While the very well-received sequel Mary Poppins Returns, starring Emily Blunt as the magical British nanny is a joy, nothing really compares to the vivacious infectiousness of 1964’s Mary Poppins, based on the books by Australian P. L. Travers, and featuring Julie Andrews as the eponymous nanny, and music by Richard M. Sherman and Robert B. Sherman. It is a film that simultaneously dwells in a very world pain of solid buildings, dissatisfying careers and the grief and loss of losing a wife and mother while also taking everyone involved, and thankfully the audience along with it, on a gorgeously escapist journey to rebirth and healing, one which, as this ornament winningly displays, dancing penguins and a chimney sweep, Bert, played by Dick Van Dyke. Combining animation and live action, which is where the penguins come in, Mary Poppins reassures us that while grief and pain feel eternal and follow a long and harrowing path, that they too will pass and when it they do, life will come alive again and you will realise that more awaits than simply losing someone very precious (which to be honest at the time of the loss, feels so complete and all consuming that you wonder if anything good can ever happen again; so the film’s lesson, delivered with a spoonful of sugar, is a necessarily important one).

Mork and Mindy

Along with a great many people, I first fell in love with the incomparable Robin Williams when he landed on Earth, and in our loungerooms, in the US sitcom Mork and Mindy, which ran from 1978 to 1982. While he had earlier appeared in an episode of Happy Days (“My Favorite Orkan”, screened in February 1978 and inspired by the just-released Star Wars film which became “A New Hope”), it was in this Boulder, Colorado-set show, in which Mork first roomed with Mindy, played by Pam Dawber, before they fell in love, that everyone came to truly appreciate what an extraordinary talent Williams was. He could be manically funny, whimsically sweet and vulnerably heartfelt, all of these aspects of his character delivered with such genuine sincerity and emotional impact that it elevated Mork and Mindy from just another sitcom to something amusingly special and making it such a favourite of mine that buying the ornament was a no-brainer.

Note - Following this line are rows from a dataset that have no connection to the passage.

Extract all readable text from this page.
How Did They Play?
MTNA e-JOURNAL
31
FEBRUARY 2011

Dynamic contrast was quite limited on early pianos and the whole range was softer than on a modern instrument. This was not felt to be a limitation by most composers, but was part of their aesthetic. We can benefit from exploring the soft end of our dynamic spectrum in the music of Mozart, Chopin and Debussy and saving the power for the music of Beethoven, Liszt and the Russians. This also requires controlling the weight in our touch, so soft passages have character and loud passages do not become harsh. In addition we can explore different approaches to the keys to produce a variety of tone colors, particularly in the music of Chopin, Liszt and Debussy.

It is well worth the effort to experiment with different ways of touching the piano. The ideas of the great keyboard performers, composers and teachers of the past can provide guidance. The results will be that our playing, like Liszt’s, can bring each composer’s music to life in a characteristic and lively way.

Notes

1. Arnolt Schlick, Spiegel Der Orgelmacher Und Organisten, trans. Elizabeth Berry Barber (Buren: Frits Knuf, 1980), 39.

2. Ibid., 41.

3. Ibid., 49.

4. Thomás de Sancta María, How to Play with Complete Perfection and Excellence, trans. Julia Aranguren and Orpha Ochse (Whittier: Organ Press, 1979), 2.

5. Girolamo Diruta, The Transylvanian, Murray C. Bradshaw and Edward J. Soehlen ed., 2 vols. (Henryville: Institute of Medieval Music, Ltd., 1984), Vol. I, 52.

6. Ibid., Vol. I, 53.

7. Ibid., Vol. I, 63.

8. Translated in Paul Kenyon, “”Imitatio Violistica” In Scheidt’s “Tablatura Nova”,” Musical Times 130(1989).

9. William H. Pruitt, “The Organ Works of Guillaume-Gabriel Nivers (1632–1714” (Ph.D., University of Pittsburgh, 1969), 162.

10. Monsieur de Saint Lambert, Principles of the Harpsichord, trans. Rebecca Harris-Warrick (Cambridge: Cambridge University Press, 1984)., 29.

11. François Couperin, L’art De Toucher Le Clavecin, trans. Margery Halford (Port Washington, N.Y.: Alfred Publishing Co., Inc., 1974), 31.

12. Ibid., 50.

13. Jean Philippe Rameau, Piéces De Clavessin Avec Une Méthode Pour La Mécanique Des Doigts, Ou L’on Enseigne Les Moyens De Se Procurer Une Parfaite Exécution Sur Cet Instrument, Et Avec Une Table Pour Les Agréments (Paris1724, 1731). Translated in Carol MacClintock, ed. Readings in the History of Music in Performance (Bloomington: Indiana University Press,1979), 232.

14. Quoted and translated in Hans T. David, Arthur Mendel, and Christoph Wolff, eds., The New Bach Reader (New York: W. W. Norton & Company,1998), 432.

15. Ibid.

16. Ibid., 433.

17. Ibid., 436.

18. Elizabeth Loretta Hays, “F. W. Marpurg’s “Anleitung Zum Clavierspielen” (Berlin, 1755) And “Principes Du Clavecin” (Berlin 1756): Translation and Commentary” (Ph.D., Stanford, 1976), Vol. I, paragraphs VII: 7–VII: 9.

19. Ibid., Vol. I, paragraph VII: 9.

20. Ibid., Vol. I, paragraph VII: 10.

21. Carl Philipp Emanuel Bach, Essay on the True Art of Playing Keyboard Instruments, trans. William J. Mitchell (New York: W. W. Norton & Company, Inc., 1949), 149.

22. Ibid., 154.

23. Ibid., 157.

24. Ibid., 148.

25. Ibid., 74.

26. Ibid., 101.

National Lampoon’s Christmas Vacation

My dad died on 3 June 2016 with little to no warning – he was in the hospital and ill but seemed to be recovering – and when he did the tradition I had of watching National Lampoon’s Christmas Vacation seemed to die with him. But as the haze of grief shifted slightly towards the beginning of December, I began to realise that (a) I need to keep watching it with my boyfriend and keep the tradition well and truly alive, and (b) begin buying all the Hallmark ornaments I could so my tree, the December or July one, could keep this most silly but heartfelt of Christmas films alive. It’s a curiously unsettling thing when life goes on without the one you love, and especially so when you reach something like Christmas to which the person was so integral, and at first, you don’t know how you’re going reshape it so it’s something you can enjoy untainted again. But somehow you do, and for me, it’s by making sure that National Lampoon’s Christmas Vacation gets watched every year and that the ornaments dot the tree so this most wonderful traditions can endure long after the person with whom you began it has gone. (The ornament buy the way refers to the fact that Clark’s (Chevy Chase) senile aunt Bethany, played by Mae Questel, brings a present to the family Christmas gathering in which she has mistakenly wrapped her cat who, understandably, tries very hard to escape.)